Von Ruth Loseke

Heute war der Prozess. Sie sagte sich, dass es ihr egal sei.

Ihre Mutter würde dabei sein. Und eine Sozialarbeiterin, zu der sie zwei Mal hatte gehen müssen. Sie hieß Frau Anjo, eine ältere Frau. Ihr hatte sie Dinge erzählt, über sie noch nie gesprochen hatte. Vielleicht hatte sie dabei auch geweint; sie erinnerte sich nicht genau. Aus irgendeinem Grund hatte sie Vertrauen zu dieser Frau gefasst. Frau Anjo würde den Prozess begleiten.

Das Mädchen fühlte sich wie in Watte gepackt, irreal. Ihre Mutter saß im Zuschauerraum, weit weg, ganz bleich, als ob sie gleich aufhören würde zu atmen. Sie begann ihr leid zu tun, dort so traurig und hilflos in der Bank sitzend. Frau Anjo berichtete von ihren zwei Gesprächen und das Mädchen hörte Worte, die sie erstaunten. Sie war unschuldig. Ein psychisches Dilemma war der Motor für den Diebstahl.

Keiner im Saal hatte eine Ahnung davon, wie viel und wie oft sie schon gestohlen hatte. Sie hatte nie mit jemanden darüber gesprochen. Das war ihr Triumph, gab ihr ein unwiderstehliches Gefühl von Überlegenheit.

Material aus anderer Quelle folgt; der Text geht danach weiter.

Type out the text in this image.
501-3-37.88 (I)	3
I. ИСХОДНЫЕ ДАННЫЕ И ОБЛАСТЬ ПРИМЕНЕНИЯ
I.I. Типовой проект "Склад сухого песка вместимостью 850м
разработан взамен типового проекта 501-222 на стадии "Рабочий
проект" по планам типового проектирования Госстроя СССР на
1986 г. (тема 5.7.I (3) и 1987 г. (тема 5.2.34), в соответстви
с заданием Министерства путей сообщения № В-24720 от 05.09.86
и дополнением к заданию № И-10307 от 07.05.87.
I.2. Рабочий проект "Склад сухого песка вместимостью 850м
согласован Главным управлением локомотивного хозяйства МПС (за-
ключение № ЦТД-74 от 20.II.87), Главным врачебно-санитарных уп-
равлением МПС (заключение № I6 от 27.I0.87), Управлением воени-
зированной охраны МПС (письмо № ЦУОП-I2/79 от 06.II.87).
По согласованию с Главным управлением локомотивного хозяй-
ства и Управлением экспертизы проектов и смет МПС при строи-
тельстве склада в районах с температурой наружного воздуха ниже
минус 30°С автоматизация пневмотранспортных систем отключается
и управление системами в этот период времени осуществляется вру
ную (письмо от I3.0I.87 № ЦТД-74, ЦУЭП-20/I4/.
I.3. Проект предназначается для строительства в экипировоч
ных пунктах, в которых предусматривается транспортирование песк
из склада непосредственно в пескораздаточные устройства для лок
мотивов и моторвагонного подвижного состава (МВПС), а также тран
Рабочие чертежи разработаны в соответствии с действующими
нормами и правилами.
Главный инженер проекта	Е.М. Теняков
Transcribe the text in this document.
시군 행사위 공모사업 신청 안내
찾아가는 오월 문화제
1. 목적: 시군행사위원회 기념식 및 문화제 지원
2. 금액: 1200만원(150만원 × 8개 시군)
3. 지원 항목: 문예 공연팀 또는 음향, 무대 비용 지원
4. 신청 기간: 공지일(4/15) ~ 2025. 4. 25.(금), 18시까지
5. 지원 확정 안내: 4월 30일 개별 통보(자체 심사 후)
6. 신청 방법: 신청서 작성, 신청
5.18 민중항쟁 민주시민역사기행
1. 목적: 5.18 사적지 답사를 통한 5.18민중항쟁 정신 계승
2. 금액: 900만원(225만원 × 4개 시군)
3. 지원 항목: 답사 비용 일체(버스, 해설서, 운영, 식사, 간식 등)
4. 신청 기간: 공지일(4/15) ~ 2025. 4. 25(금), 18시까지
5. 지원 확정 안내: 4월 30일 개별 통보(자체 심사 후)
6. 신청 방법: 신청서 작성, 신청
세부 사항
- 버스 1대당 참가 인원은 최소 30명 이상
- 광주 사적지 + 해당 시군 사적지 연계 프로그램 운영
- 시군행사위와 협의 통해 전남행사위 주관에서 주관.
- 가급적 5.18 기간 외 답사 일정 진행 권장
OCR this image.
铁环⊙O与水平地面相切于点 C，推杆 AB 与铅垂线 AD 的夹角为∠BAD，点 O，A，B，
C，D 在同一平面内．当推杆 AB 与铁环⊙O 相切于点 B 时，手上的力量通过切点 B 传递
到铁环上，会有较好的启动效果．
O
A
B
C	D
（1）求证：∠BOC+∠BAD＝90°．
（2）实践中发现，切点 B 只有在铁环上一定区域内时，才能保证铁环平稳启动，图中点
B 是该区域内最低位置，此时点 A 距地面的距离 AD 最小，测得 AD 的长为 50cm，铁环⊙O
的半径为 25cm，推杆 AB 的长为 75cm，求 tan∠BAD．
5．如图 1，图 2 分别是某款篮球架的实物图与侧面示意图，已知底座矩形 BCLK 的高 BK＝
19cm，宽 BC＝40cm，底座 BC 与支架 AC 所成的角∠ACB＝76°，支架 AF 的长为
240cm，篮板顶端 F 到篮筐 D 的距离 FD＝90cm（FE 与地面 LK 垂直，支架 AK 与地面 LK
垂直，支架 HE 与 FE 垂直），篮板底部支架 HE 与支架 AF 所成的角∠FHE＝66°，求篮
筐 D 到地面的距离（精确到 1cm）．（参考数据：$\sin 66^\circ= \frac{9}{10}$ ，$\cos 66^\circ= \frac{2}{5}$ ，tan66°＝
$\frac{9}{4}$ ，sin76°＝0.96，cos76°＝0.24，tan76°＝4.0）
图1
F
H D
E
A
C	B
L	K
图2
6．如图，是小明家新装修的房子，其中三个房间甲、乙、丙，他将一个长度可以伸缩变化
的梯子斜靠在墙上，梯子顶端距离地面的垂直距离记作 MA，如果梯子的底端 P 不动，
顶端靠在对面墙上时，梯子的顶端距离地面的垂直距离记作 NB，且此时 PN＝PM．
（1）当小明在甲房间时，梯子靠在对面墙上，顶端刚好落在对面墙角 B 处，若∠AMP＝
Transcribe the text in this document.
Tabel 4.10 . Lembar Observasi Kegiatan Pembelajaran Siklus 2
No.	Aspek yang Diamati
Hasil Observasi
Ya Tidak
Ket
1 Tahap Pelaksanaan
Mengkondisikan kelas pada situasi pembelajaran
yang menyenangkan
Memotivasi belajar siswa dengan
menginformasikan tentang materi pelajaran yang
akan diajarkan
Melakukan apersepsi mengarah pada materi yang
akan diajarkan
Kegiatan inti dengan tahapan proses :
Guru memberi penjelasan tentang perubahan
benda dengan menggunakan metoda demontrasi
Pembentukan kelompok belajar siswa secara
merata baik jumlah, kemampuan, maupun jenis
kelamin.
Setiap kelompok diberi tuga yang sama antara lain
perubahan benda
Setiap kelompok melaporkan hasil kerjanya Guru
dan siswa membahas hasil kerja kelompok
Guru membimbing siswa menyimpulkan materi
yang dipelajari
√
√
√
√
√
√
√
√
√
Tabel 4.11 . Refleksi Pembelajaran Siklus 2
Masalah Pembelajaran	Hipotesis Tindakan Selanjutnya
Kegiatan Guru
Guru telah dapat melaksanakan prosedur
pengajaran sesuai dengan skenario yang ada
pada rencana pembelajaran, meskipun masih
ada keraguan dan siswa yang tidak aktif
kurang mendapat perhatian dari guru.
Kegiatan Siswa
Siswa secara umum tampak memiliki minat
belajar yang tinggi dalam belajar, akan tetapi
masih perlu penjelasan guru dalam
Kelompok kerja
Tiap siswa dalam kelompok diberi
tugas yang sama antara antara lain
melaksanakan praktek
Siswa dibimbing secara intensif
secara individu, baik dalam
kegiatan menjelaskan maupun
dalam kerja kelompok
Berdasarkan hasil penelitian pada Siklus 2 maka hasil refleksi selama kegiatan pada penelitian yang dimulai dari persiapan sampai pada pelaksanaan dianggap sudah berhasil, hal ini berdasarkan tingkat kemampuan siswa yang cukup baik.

Dieser Prozess hatte eigentlich gar nichts mit ihr zu tun. Es wusste keiner, was eigentlich mit ihr los war, außer – der Sozialarbeiterin vielleicht… Mit allem, was sie da sagte, konnte es sein, dass sie etwas verstanden hatte. Auch der Richter schien beeindruckt.

Die Mutter war noch kleiner geworden, fast ganz verschwunden. Es war für sie schwer, sich die Rede der Sozialarbeiterin anzuhören. Vielleicht wäre sie am liebsten gegangen, aber das hätte sie nie getan. Sie stellte sich stumm ihrer vermeidlichen Schuld. Aber die Zeit der Vorwürfe war vorbei. Die Sozialarbeiterin schaffte es, Schuld und Schande aufzulösen.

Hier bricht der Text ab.